How common are Ranulas?
Ranulas are less common (0.2 cases per 1000 persons) and tend to occur in children and young adults.
The lateral aspect of the lower lip is the most common site for mucoceles, but other common sites include the floor of the mouth and ventrum of the tongue.
Ranulas typically present in the floor of the mouth..
What does a Ranula look like?
A ranula usually presents as a translucent, blue, dome-shaped, fluctuant swelling in the tissues of the floor of the mouth. If the lesion is deeper, then there is a greater thickness of tissue separating from the oral cavity and the blue translucent appearance may not be a feature.

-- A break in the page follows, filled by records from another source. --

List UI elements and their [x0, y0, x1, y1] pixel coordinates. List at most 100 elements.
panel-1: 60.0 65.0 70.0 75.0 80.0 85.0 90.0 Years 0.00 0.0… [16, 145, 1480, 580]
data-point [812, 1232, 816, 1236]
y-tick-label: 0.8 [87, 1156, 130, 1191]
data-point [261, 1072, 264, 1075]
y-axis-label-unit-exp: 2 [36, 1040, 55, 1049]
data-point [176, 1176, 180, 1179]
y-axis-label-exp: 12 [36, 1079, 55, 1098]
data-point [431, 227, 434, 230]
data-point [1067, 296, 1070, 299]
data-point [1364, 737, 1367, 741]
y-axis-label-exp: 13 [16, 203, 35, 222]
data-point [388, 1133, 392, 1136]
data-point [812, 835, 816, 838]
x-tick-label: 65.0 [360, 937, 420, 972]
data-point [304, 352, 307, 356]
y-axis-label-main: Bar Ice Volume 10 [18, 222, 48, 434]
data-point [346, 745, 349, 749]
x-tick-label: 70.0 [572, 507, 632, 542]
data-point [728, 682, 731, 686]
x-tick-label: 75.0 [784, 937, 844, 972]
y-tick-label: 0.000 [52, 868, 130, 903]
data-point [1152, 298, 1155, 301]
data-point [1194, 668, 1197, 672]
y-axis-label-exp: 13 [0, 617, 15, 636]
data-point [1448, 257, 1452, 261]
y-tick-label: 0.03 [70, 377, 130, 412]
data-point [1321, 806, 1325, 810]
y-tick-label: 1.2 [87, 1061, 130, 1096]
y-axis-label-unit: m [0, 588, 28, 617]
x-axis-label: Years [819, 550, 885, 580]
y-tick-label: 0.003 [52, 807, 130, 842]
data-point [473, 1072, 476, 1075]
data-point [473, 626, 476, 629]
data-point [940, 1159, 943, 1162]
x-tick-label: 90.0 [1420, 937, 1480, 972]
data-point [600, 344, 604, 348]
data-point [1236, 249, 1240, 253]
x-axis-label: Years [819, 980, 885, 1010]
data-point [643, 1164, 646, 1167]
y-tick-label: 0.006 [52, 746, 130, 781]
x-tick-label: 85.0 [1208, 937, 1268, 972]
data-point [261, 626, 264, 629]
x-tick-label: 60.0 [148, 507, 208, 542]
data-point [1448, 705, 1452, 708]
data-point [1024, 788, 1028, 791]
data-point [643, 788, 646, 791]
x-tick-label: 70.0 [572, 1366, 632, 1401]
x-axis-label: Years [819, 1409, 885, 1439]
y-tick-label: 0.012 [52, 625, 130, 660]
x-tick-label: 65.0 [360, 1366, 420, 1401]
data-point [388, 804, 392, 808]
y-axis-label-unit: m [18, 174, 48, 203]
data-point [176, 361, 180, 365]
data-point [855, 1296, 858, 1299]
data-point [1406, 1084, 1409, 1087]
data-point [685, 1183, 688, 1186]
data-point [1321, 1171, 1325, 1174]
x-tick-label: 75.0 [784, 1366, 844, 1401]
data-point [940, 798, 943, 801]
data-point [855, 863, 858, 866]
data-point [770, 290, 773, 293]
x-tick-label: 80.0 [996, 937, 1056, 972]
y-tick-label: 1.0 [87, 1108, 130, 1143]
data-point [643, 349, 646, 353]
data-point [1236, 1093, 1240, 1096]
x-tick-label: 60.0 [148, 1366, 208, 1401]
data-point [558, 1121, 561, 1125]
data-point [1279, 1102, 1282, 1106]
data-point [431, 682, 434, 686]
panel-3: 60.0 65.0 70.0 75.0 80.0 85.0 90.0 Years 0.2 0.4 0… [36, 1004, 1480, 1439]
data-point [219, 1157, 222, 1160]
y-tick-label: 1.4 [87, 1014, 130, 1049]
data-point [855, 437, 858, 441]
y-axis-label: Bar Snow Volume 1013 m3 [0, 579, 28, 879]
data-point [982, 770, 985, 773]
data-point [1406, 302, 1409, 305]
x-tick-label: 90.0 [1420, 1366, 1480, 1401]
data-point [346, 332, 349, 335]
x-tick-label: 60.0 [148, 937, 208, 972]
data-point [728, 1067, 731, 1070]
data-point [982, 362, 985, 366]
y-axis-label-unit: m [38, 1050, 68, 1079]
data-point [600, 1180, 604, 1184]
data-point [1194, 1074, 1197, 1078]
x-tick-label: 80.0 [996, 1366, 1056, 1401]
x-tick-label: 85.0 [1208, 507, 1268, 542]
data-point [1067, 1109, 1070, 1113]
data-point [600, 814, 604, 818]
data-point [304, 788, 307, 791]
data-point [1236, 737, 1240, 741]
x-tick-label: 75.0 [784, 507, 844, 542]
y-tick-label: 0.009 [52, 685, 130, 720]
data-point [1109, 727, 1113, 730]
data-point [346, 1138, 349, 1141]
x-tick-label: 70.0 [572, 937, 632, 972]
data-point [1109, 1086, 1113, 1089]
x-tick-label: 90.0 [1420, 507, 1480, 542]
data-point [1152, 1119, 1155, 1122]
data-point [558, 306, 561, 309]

Can a Ranula go away on its own?
A simple, small ranula is usually minor and resolves itself without treatment. Larger ranulas can be more complicated, but with treatment the outlook is generally positive. Surgery to remove the cyst and the sublingual gland may produce the best outcome. There are currently no known ways to prevent a ranula.
How do you treat a Ranula?
The more traditional method of surgery for an oral ranula is complete excision of the ranula and associated major salivary gland. Laser ablation and cryosurgery, either alone or after marsupialization, have been used for some patients with oral ranula.
How do you get a Ranula?
If one of the salivary glands, usually the sublingual gland, is injured or diseased the saliva will no longer reach the mouth where it can be swallowed. The saliva leaks out of the injured gland and forms a bubble of fluid in the tissue around the gland which is called a ranula.
How long does a Ranula last?
The duration of the lesion is usually 3-6 weeks; however, it may vary from a few days to several years in exceptional instances.